Santander Consumer USA's auto-lending portfolio absorbed higher losses last quarter, but the Dallas company said its credit performance should improve as tax cuts boost take-home pay for many car buyers.
The net chargeoff ratio on the subprime lender’s retail installment contracts climbed to 10.3% in the fourth quarter, up from 9.9% in the same period a year earlier.
But the pace of credit deterioration slowed in 2017, and Santander Consumer CEO Scott Powell said that the new tax law should enable some additional borrowers to stay current on their loans.
“I think it will help certainly on the credit side. I wouldn’t expect a dramatic impact,” Powell said Wednesday during the company’s earning call.
The new law will also help Santander Consumer by reducing its corporate tax rate from 36% to 21%, according to Powell. During the fourth quarter, the firm recorded a one-time windfall related to the revaluation of its deferred tax assets and deferred tax liabilities, which was a key factor in its quarterly net income of $580 million.

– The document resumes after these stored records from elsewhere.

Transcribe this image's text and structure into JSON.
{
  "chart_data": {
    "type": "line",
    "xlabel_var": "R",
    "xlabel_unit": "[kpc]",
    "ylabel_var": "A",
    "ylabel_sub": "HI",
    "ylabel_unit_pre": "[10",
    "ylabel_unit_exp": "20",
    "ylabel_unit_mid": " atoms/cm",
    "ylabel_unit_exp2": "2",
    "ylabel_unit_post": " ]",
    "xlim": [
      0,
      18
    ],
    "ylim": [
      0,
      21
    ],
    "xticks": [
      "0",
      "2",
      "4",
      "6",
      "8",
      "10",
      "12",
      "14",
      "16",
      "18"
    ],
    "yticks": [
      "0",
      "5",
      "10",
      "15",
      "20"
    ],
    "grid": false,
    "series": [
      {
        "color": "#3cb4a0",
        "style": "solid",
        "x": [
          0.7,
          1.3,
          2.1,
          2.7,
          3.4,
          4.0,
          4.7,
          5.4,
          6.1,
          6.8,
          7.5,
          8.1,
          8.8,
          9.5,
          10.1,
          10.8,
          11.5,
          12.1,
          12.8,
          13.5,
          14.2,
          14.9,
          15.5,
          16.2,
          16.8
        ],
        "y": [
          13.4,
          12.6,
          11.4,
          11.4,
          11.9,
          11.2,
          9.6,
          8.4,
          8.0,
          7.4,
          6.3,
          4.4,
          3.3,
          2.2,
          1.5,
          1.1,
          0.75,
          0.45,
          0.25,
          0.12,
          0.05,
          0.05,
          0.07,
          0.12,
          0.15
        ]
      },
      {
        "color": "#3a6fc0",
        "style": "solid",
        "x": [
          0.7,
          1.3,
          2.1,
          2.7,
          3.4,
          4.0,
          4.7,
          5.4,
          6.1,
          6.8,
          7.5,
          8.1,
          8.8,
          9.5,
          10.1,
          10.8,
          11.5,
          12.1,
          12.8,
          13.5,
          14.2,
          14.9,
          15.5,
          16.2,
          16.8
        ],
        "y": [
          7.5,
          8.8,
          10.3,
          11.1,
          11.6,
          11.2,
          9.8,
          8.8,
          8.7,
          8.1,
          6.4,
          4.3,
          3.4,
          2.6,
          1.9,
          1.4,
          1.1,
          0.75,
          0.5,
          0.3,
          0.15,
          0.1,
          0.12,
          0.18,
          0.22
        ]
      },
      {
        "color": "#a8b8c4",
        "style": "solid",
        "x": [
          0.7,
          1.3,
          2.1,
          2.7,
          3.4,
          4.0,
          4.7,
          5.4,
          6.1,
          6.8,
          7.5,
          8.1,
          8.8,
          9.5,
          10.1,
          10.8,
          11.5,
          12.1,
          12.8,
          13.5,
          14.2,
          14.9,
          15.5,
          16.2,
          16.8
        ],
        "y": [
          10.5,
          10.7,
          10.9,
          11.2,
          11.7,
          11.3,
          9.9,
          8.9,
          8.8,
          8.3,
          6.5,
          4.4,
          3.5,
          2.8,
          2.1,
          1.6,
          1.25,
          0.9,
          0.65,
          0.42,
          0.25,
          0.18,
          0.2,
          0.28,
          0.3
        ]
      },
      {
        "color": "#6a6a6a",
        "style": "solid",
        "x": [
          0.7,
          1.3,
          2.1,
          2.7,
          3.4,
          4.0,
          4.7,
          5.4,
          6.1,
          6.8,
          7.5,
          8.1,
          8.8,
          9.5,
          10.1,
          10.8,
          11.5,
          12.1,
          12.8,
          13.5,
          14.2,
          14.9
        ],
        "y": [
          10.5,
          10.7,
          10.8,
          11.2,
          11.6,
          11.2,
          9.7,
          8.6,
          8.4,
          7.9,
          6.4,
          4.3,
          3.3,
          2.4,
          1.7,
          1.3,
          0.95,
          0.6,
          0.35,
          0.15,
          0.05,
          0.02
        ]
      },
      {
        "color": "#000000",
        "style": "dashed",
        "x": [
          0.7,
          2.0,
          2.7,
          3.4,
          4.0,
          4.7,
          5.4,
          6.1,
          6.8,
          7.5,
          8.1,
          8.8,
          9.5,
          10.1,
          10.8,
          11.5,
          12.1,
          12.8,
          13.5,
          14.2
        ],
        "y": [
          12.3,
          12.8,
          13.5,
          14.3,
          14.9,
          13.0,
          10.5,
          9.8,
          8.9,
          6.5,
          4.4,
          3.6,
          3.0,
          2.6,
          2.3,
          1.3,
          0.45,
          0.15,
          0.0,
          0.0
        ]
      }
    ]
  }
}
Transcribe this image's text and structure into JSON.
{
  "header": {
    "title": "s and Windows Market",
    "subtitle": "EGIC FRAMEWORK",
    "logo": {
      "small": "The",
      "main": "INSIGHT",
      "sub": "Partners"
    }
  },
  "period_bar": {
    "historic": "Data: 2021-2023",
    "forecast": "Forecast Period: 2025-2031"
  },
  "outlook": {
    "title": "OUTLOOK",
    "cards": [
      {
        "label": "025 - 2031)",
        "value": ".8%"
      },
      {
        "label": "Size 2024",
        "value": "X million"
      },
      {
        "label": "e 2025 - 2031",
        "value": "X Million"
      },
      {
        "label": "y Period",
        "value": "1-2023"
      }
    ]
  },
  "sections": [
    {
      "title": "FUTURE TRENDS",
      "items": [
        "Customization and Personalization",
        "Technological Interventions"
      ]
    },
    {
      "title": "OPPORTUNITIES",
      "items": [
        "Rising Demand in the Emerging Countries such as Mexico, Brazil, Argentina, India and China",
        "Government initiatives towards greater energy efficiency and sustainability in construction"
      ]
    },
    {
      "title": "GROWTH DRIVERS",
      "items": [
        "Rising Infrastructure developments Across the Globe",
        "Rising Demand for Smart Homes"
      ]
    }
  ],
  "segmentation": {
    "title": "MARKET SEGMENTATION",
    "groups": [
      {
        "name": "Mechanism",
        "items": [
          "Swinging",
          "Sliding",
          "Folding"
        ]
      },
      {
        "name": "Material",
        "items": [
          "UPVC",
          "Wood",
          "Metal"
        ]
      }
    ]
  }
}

After adjusting for the tax benefit, as well as other one-time items, Santander Consumer’s net income was $98 million during the fourth quarter. The company’s shares were down 4% in midday trading.
“Overall, this was a modestly softer quarter,” analysts at Barclays wrote in a research note. “Investors will probably look past the results today at some level and focus on management’s commentary around the 2018 outlook.”
Also on Wednesday, Santander Consumer announced that a partnership with AutoFi, a startup that has developed a mobile app car buyers can use to arrange financing.
Under the deal, the auto lender, which is 68.1% owned by Banco Santander of Spain, will offer loans through AutoFi. Banco Santander’s financial technology venture capital fund will also make an investment in San Francisco-based AutoFi.
JPMorgan Chase announced on Jan. 11 that it would also participate in AutoFi’s online platform.